What a drunken satyr, a grotesquely inflated armadillo and a parachuting nonagenarian have to tell us about not just our death, but everyone’s…
Wisdom is proverbially reticent. The wise need to be eked from their crabby shells; we are, perhaps rightly, suspicious of philosophical or rhetorical fluency.
In a story related in Plutarch’s Letter to Apollonius, Silenus, the improbably wise tutor of Dionysus, is captured by shepherds in the employ of King Midas, and under coercion of one sort or another is made to reveal the singularity, so to speak, at the heart of his wisdom: the greatest blessing available to human beings, he says, is never to have been born; once you have been born, the next greatest blessing is an early death.
This pessimistic line is familiar enough – it appears, for instance, in Oedipus at Colonus – to have become something of a commonplace, but there is a peculiar flavour to it placed in the mouth of Silenus.

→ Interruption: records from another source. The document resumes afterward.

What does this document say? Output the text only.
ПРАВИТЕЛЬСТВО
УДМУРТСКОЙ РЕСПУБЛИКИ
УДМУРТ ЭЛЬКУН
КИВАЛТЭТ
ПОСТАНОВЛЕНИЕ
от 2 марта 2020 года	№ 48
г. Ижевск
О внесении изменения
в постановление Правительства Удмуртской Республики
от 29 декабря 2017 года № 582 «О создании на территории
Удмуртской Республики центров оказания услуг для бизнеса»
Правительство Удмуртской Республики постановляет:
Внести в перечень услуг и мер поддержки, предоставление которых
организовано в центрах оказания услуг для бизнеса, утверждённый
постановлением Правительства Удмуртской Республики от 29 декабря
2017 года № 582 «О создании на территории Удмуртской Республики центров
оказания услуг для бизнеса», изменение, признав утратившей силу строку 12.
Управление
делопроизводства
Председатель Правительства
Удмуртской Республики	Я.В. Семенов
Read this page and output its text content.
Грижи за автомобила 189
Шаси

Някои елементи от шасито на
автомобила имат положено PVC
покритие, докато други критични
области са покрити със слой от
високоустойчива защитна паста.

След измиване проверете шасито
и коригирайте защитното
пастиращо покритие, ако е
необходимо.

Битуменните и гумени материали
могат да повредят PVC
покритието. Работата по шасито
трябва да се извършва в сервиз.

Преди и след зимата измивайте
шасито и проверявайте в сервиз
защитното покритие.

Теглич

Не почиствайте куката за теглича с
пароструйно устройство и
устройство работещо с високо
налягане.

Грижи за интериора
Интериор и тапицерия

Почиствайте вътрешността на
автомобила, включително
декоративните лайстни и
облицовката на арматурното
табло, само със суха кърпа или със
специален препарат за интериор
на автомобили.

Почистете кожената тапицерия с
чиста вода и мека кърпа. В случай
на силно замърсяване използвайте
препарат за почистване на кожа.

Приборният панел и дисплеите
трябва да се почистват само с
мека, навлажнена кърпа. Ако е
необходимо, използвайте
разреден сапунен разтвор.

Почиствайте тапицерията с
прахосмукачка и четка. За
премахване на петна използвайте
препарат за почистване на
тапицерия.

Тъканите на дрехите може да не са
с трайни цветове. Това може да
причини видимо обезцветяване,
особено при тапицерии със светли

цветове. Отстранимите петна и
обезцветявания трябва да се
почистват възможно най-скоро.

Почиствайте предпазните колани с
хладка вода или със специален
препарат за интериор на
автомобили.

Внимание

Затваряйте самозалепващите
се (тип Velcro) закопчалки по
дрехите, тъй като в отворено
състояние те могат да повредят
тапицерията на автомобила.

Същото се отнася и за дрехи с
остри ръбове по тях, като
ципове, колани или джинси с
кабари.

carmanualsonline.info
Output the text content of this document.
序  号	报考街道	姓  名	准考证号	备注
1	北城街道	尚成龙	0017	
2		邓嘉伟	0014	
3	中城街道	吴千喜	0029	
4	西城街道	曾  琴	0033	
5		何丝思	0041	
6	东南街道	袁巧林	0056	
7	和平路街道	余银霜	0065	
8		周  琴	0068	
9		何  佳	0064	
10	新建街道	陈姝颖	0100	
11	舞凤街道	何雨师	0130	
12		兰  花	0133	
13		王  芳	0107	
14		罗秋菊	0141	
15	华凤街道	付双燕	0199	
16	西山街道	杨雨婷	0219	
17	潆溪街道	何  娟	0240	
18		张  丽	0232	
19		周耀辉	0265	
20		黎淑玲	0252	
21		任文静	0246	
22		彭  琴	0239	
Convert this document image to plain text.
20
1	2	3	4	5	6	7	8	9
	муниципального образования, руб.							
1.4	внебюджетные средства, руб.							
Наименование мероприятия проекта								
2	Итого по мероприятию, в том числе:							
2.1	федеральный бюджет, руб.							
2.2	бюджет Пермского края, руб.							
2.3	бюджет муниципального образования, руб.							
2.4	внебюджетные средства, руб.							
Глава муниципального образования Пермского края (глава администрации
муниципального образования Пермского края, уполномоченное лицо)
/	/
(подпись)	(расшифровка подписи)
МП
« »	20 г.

Silenus was a species of green man akin to a satyr. In the earliest depictions of him he had cloven hooves, and the legs of a goat or a horse, and while by his classical heyday he was all humanoid, he was invariably accompanied and supported in his teetering drunkenness by satyrs, or balanced precariously on the back of an ass.
His words to Midas are not the dismissive wisdom of an immortal addressing a mortal: they are a confession: this is a superficially carefree being who understands that he himself is destined to extinction. Dionysus and Silenus and the satyrs and their ilk are all gone. And we – mortal hominids – are still very much here.
Extinction and personal death are the pounds and pence of mortality – a common divisible currency which nevertheless occupy distinct mental planes, have different psychic uses. Every individual of every species will die, but some species are more successful than others – more adaptable, more diffused, of greater tenacity or longevity.
All, however, are doomed. We have not only banished the immortals; we have eliminated immortality. We have made a cult of wholesale extinction. We no longer garland sacrificial cows for the honour of the gods, but we erect temples to extinct beings.
In Berlin, for instance, in the Natural History Museum, there is there fossil of a glyptodon, prised from its shell, a Marsyas of philosophical elucidation.
The glyptodon was one of the supersized mammals of the Pleistocene, a grotesquely inflated armadillo, a bumbling conspicuous oddity standing, in the great Venn diagram of the imaginarium, closer to giants, cyclopes, satyrs and gods than to any actual creature. This shambling and pitiful old philosopher was hunted to extinction at the end of the last ice age, by more efficiently evolved and nimble-tooled mammals.
What does the Glyptodon tell us, now that we have captured him, and flayed him, and put him to the test? He tells us that in the grand scale of things we are interesting not for our quiddity but for our generalised qualities; not for our spiritual innerness, but for our material residue. We are interesting as a species, not as individuals. Our survival, insofar as it is likely, will only be in unpredictable fossil form.
What Nietzsche in The Birth of Tragedy called ‘the terrible wisdom of Silenus’ does not really ring true for us anymore; we could imagine people saying it or thinking it or even believing it, but they would be marginal people, out of the swim – malcontents and misanthropes and cynics. We are currently assured, by contrast, of the possibility of personal fulfilment. You can have a fulfilling life in spite of your always imminent death. Life, it is frequently affirmed, is what you make of it. And thus the highest philosophical embodiment of our essentially comedic age is the parachuting nonagenarian.
But inevitably we have replaced Silenus’s bleak insight with a different, equally bitter one, one that lies, necessarily, in the blind-spot of these near-sighted virtues. Silenus gave himself over to the cultivation of a certain gusto, and the glyptodon and his ilk are interesting; but these serve only to conceal the bald fact that we no longer have even the comfort of a nameable Yorick’s skull awaiting us, but rather, at best, a hazy continuum of papery artist’s impressions.